Oh the Tako, octopus, is also plentiful and twenty times as good. Then again a good taco truck with carne asada and al pastor tacos would be nice. Being raised on Mexican food I am lacking;don't know when I'll see a bowl of ham spiked pinto beans again. Not that I'm complaining, but I don't have the ingredients to make my Meican food. If I am lucky I'll find enough stuff to do hand made tortillas.
There are world class potatoes here which an Andalusian housewife would love for making tortilla de patatas ~ and I have made a few which went over very well with the Japanese family.
Yuko just held up a couple gallon jar of 2 year old homemade plum wine.

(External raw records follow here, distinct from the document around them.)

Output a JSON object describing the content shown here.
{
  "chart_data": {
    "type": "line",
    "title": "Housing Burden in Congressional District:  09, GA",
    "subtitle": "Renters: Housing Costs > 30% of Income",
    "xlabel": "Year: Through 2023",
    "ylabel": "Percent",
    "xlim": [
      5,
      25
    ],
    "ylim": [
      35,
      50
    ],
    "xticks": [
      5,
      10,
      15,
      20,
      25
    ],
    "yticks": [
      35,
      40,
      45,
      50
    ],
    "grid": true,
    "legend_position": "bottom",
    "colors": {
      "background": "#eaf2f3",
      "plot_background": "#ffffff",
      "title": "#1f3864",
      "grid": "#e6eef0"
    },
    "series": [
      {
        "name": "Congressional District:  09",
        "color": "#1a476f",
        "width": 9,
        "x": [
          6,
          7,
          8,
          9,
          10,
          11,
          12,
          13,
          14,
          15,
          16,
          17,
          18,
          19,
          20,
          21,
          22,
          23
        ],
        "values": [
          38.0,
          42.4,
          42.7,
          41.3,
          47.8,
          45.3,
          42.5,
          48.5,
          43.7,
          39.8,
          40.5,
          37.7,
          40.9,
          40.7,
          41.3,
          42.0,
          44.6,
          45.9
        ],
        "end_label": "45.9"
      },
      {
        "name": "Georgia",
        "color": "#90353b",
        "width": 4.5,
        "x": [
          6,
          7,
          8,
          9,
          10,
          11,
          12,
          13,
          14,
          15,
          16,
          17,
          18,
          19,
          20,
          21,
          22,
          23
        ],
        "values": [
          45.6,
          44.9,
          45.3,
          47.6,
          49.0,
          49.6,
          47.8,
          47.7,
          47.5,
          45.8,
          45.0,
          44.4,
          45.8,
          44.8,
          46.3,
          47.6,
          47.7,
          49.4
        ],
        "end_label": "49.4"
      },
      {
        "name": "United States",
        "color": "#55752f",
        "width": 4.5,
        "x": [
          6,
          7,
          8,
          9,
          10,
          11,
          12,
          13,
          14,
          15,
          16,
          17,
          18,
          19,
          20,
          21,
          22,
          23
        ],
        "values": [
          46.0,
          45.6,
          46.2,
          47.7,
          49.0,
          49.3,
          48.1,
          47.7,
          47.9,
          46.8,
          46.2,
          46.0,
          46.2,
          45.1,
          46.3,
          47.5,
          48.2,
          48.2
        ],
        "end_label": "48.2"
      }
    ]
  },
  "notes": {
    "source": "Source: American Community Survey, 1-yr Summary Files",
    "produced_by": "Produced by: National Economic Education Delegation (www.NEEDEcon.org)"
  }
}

I submit.
Life is full of trade offs I reckon and it's a lucky person who chooses between good food and good food. If you got good pastrami eat it, if you have good pickled diakon and hamachi eat it.
RE: Dispatches from Akune (in reply to estebanana)
Strange to see in Japón what are called erizos in Cádiz. At their best is February, they are a staple tapa in the streets during Carnaval. El Faro (best restaurant) invented a tapa: clean the half shell, saving the orange meat (which is really roe), then present it with a mixture of herbs, raw langostino, the erizo roe and extra virgen olive oil. Fabulous. Just realised that is is pure sushi!